Architects tend to dress the best on campus. There are four tables in the student dining hall, and they're all filled by freshman eating good food. I'd say that most of the student body is white, but there are definitely a good number of minority students. I think that because many of the difficult majors, such as most of the engineering facets and architecture, draw hard-working intelligent, and also awkward types, there is a niche out there for everyone. The people who are going to have a hard time coping with being at RPI are those ill-prepared to work. Slackers don't do well. There are a lot of schools where you can coast by doing the minimum amount of work... RPI isn't like that - unless you're really brilliant.

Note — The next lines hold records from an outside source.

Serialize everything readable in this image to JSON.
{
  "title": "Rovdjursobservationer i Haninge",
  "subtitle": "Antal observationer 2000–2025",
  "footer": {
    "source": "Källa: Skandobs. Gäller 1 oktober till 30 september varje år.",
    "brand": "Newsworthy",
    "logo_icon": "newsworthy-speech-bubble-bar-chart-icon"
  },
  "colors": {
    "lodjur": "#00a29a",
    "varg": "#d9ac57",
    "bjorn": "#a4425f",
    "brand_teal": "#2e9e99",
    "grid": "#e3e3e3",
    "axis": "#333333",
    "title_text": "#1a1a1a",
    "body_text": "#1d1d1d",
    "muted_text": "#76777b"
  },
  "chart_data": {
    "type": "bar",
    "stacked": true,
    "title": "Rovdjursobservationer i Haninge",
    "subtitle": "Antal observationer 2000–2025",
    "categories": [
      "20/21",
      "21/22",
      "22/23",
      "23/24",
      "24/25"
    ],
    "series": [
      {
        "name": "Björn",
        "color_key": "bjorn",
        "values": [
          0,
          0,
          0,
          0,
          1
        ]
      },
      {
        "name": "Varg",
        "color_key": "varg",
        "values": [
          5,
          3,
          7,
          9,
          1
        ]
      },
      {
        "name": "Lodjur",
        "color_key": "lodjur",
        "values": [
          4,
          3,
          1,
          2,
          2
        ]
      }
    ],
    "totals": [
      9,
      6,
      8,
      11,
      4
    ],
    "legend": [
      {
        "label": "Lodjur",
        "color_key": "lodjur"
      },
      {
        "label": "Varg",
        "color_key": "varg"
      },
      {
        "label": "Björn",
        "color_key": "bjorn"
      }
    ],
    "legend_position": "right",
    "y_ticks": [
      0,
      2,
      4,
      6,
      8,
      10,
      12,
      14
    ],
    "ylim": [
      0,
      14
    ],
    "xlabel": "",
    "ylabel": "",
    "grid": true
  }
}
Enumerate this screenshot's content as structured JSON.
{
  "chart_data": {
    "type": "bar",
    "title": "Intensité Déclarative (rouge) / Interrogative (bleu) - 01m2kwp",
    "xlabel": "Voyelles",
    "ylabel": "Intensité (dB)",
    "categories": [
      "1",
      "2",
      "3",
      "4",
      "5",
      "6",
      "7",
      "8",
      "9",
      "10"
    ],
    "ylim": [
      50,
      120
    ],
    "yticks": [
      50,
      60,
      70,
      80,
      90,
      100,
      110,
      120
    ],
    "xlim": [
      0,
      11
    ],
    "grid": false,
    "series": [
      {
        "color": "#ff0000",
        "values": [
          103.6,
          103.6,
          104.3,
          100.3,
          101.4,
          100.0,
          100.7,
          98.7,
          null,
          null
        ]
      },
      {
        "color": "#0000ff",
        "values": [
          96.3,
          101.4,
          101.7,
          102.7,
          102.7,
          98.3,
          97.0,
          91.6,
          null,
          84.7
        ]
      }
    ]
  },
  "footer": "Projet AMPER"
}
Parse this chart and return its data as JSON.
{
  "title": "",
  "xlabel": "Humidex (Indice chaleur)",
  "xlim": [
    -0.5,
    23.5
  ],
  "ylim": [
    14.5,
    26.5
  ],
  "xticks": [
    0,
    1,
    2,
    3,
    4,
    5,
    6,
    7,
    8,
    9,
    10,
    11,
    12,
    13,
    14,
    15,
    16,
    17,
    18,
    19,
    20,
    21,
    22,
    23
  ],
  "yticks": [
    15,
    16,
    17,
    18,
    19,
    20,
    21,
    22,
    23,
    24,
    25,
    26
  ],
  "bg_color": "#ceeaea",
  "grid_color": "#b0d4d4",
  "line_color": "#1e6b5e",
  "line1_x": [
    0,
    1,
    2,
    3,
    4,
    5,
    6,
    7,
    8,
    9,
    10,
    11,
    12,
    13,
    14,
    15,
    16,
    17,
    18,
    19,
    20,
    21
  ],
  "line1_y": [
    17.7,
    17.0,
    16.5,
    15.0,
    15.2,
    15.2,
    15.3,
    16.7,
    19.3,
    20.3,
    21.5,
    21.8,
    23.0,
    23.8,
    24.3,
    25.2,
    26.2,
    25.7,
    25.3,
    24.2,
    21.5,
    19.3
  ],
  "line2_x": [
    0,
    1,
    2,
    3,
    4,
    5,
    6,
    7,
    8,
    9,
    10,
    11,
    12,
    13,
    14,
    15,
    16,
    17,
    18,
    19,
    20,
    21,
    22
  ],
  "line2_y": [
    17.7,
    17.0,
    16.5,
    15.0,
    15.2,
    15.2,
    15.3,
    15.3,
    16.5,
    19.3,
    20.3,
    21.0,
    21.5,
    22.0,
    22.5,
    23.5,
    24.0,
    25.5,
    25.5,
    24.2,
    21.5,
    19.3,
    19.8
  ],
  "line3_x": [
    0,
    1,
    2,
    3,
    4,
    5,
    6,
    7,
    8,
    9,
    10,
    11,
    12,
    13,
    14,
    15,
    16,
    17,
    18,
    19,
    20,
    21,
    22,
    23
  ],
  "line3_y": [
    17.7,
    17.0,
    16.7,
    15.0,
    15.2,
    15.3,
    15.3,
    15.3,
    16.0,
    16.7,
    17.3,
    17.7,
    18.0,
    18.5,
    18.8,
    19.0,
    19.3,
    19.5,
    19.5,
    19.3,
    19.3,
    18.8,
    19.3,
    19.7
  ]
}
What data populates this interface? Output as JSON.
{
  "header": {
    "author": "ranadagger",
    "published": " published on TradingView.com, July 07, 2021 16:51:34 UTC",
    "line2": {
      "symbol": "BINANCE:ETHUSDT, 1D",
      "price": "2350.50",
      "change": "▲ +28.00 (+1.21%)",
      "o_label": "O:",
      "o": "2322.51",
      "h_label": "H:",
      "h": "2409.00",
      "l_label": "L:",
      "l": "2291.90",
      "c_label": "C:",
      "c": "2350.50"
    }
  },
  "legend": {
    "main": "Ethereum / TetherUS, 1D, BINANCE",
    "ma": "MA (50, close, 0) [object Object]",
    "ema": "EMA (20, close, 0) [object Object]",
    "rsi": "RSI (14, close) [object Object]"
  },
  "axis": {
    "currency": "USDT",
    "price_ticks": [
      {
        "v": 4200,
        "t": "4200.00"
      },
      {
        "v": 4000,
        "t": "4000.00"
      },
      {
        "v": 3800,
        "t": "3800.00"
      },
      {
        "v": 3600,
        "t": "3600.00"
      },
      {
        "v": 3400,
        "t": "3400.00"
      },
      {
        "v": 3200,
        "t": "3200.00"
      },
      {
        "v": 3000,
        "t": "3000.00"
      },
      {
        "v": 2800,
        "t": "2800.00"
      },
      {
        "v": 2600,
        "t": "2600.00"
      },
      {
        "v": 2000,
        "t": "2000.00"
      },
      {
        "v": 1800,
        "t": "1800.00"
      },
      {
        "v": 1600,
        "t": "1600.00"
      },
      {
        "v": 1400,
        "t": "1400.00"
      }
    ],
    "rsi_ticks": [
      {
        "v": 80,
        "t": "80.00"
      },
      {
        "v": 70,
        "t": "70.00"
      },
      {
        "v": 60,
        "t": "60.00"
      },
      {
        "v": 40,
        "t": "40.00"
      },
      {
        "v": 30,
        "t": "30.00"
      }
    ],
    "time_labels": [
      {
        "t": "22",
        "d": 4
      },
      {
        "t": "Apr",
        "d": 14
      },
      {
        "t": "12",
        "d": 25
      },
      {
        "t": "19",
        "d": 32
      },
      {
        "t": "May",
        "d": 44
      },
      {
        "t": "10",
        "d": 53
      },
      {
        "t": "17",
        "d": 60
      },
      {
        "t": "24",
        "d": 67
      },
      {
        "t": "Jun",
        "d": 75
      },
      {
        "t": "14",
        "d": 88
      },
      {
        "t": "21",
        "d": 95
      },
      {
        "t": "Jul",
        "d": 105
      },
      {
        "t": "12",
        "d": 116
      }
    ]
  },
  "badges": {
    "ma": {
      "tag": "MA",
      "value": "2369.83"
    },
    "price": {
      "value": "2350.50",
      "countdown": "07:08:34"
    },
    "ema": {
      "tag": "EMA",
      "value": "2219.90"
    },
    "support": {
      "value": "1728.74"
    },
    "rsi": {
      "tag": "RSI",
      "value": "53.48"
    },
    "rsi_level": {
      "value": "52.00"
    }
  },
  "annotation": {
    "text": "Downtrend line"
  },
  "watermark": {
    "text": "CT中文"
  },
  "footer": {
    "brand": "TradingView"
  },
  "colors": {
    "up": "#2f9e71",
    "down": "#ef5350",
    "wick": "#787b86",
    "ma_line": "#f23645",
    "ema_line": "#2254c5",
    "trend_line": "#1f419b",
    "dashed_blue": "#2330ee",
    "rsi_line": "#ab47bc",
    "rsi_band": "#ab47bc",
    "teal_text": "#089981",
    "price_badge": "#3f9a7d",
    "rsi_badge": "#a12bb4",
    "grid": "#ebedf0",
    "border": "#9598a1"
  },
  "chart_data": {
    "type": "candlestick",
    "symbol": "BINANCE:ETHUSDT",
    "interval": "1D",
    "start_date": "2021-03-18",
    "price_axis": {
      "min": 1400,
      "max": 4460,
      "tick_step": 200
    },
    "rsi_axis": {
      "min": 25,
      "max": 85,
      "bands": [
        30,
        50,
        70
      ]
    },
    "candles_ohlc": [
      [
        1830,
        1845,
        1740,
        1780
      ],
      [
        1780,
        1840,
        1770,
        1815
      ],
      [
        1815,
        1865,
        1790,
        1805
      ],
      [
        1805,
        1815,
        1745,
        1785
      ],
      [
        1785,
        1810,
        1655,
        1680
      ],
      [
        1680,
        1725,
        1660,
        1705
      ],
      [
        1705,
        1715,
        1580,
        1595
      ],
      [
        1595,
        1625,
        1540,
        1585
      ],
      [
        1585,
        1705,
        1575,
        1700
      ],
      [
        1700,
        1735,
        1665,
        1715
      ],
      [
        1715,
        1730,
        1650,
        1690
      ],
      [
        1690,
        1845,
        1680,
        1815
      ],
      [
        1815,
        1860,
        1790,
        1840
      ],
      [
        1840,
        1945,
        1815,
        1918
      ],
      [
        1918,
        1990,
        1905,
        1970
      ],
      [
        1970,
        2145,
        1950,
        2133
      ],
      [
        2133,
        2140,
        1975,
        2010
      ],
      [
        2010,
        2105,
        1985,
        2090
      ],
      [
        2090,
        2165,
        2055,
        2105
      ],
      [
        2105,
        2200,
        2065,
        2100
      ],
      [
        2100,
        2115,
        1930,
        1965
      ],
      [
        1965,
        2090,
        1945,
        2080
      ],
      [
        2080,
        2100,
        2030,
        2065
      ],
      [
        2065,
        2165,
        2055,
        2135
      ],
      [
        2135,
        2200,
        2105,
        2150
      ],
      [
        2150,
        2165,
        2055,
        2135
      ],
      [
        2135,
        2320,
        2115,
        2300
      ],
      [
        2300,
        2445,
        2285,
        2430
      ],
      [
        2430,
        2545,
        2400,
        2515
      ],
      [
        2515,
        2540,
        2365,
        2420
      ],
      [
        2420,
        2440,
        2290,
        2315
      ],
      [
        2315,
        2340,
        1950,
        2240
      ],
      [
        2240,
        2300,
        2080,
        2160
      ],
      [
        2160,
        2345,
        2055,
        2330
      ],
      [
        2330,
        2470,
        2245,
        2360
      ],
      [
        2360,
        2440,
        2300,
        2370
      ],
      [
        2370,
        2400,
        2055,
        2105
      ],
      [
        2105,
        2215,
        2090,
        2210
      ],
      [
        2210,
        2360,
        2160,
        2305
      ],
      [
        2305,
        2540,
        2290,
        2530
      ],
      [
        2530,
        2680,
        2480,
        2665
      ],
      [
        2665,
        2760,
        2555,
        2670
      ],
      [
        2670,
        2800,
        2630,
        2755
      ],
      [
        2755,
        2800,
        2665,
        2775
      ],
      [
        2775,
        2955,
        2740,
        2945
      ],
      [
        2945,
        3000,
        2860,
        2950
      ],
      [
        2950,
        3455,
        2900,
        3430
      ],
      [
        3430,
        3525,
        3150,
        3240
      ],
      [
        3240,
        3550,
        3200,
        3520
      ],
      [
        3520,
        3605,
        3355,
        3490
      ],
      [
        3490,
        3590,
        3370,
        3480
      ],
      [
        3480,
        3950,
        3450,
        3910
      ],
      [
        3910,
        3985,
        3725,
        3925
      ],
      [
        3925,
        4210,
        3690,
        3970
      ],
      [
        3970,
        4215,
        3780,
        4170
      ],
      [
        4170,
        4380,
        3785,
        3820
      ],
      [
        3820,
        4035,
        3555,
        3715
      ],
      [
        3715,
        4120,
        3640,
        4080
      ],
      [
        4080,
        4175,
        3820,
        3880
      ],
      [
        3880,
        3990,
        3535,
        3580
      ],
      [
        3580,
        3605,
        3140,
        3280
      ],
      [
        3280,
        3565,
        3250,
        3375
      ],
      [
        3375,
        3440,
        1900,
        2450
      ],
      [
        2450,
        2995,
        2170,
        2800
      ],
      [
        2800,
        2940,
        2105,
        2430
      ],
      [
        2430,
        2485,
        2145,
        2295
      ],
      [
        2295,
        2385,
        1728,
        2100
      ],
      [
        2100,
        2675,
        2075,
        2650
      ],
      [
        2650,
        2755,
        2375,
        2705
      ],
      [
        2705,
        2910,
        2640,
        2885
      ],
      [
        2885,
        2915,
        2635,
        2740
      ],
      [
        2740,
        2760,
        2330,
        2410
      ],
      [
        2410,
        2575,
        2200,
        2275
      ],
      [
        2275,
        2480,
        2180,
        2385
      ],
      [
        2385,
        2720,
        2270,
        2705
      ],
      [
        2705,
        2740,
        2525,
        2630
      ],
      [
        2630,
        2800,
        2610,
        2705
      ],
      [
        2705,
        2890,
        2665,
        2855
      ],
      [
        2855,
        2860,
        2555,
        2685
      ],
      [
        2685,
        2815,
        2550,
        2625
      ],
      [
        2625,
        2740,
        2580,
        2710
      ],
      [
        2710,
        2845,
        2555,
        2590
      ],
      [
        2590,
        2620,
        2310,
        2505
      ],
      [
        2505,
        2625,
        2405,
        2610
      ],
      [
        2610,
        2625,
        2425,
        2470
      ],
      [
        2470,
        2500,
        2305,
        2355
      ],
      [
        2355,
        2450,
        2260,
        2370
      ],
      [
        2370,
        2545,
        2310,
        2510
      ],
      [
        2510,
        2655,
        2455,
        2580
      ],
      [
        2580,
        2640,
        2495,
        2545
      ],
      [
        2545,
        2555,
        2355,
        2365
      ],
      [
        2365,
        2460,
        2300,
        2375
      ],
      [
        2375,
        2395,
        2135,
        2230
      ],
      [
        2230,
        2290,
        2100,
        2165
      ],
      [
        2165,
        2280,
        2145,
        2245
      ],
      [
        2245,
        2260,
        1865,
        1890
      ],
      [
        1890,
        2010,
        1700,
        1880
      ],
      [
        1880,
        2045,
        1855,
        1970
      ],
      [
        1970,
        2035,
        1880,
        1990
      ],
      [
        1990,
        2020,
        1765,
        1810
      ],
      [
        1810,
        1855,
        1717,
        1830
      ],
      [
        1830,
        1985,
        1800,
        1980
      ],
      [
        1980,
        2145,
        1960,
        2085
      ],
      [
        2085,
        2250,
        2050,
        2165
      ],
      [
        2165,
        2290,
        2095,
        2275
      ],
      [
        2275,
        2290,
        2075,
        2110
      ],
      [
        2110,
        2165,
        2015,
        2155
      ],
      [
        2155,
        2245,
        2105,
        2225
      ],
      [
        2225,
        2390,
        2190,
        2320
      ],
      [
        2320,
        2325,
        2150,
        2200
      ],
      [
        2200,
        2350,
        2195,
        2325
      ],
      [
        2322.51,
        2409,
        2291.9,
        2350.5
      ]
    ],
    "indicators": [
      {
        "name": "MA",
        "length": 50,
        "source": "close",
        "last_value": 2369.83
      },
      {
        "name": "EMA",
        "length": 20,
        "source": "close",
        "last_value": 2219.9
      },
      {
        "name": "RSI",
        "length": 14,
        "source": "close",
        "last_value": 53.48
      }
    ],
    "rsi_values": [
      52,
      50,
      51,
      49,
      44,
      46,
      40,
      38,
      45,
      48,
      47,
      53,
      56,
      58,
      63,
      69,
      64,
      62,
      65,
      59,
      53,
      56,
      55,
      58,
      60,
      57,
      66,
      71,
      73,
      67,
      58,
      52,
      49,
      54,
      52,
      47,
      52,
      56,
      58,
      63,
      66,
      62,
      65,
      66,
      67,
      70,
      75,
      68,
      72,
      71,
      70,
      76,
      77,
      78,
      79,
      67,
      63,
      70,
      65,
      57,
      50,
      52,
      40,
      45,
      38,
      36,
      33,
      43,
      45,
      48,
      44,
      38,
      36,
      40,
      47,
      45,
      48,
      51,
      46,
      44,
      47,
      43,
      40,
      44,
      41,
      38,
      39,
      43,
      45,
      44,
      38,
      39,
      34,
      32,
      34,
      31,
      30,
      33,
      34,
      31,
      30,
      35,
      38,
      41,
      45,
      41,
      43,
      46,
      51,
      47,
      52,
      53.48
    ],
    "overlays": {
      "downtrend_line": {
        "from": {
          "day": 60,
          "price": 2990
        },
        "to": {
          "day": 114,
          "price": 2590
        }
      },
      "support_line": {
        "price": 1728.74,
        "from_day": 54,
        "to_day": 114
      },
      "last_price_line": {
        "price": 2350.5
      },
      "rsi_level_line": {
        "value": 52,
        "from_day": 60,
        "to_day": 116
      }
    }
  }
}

Most students have a a geeky quality or two but are by no means geeks (except comp sci majors). There is definitely a very nerdy community within RPI but it isn't overwhelming. Some majors are very tight groups and stick together a lot but even they have friends form all different majors. The only real exception to that are the architects who are too busy with studio to interact with the rest of the world. As far as race and financial backgrounds go there is a real mix but middle class describes most. There are large amounts of Asians and Indians and most of the locals in Troy are black. Race really isn't too big an issue within the student body but the locals don't like RPI students.
I can't think of anyone who would feel out of place at RPI, outside of A) stupid people and B) liberal arts majors. Most students dress very casually for class (I wear hoodies and jeans usually). Most RPI students are from the NE, but I've met plenty from all around (MN, CA, TX, NV). All financial backgrounds exist here b/c of financial aid. Political awareness is generally commonplace, and no one side (liberal/conservative) dominates campus. RPI grads make a lot of money generally (especially those from the school of engineering), so we sometimes find ourselves looking to the future with hopes of nice paychecks.
There's a good mix of races and backgrounds in RPI. While there's still a caucasian male majority (and also a significantly higher ratio of men to women), there's a good integration of ethnic groups. Many students are of the electronics culture, which means that many students will be into computers, video games, new gadgets, and the internet. Though, in all honesty, it seems that there's a group of people for every type of person out there. Show up with the best smile from your drawer and an open mind, and you should be fine.